Ella sabe ya, desde muy temprano, en su vida, lo que suponen las máscaras. Por eso sólo le gustan las de pestañas y las de Carnaval. Y nada, cada día menos, las que sirven de parapeto para la cobardía y la tibieza. Las que salvaguardan personajes que ella ya vio mucho antes de que se la pusieran.





Ella sabe qué hacer. Ensayo y error. Pero nunca más idealizar a nadie. A nadie que tenga careta y miedo de mostrarse sin ella. A nadie ha de confiar sus desvelos, como antes de que empezara todo, hizo.





Porque ahora sabe el precio y que no hay atajos posibles para llegar al fondo.

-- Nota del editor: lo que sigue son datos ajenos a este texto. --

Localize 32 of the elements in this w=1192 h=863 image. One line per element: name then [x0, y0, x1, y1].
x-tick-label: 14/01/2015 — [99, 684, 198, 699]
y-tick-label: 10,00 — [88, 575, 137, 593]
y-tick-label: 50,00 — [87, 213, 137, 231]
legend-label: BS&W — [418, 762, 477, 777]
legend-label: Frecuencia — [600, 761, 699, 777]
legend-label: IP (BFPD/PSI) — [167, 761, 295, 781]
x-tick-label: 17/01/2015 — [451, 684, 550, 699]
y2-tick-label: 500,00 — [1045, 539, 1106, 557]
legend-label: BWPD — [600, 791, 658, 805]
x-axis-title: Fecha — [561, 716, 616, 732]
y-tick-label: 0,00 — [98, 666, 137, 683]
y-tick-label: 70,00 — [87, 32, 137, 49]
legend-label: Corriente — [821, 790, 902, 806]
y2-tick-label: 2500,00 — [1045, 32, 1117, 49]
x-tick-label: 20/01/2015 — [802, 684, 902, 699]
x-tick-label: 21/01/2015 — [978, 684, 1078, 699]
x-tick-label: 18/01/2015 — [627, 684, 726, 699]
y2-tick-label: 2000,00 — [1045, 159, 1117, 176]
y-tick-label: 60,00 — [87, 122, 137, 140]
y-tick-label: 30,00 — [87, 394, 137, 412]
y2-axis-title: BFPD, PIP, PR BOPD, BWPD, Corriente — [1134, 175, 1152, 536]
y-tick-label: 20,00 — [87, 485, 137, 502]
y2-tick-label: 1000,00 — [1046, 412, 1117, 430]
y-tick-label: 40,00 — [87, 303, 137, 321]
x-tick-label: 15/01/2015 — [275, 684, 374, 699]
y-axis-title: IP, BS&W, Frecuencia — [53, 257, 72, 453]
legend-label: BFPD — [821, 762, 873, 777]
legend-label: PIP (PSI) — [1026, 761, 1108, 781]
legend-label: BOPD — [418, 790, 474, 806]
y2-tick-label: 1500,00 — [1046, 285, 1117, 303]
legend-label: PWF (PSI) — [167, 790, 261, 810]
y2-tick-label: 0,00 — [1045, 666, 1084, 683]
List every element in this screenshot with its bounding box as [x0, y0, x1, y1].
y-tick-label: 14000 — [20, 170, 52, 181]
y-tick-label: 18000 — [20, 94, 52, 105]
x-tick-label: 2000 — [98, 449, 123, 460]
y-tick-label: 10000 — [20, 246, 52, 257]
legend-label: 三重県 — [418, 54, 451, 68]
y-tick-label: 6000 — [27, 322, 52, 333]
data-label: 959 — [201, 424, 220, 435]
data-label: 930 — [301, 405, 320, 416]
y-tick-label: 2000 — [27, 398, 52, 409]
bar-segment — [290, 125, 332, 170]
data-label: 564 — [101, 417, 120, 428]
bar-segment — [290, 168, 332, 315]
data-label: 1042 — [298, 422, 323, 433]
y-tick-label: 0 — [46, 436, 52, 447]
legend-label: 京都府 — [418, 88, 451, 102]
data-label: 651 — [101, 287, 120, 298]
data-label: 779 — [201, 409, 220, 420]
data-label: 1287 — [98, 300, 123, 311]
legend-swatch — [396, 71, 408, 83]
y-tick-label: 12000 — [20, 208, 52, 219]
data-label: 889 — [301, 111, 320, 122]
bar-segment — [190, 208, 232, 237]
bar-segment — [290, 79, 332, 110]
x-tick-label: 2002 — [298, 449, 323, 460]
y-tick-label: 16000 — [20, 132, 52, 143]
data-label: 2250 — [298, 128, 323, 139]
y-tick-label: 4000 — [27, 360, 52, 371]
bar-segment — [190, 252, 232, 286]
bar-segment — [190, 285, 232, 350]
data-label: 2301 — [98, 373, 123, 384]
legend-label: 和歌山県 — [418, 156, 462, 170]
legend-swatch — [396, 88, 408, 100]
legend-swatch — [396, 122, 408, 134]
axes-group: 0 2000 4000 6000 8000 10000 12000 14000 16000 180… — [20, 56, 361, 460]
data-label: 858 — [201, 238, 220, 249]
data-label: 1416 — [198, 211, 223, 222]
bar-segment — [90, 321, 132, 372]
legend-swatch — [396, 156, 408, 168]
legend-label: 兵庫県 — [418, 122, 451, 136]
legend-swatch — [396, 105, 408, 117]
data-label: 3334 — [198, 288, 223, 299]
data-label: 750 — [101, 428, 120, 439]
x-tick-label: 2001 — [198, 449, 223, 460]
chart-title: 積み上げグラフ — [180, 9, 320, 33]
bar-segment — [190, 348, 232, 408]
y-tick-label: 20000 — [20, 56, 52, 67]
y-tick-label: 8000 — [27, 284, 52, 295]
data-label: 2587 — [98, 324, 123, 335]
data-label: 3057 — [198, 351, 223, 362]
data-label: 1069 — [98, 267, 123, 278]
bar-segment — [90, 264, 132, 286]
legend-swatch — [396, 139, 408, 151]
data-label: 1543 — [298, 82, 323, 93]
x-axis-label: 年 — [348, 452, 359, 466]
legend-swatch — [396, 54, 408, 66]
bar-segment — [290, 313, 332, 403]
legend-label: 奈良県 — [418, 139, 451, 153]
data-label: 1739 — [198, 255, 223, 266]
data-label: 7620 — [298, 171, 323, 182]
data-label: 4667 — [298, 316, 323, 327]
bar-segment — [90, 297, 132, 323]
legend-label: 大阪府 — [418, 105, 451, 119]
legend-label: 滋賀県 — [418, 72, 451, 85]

Ella sabe cuál es el camino y sabe que honestidad y valor no están bien vistos en esta senda. Sabe qué dirección tomar en el cruce. Sabe que la paciencia ha de ser su compañera de viaje. Que sinceridad y coraje son características de los sensibles y de los suicidas emocionales.





Omite, entonces, mucho de lo acaecido. Por intentar la coherencia que la manada, en realidad, aborrece.





Pero estará bien, ahora que es un poco más libre.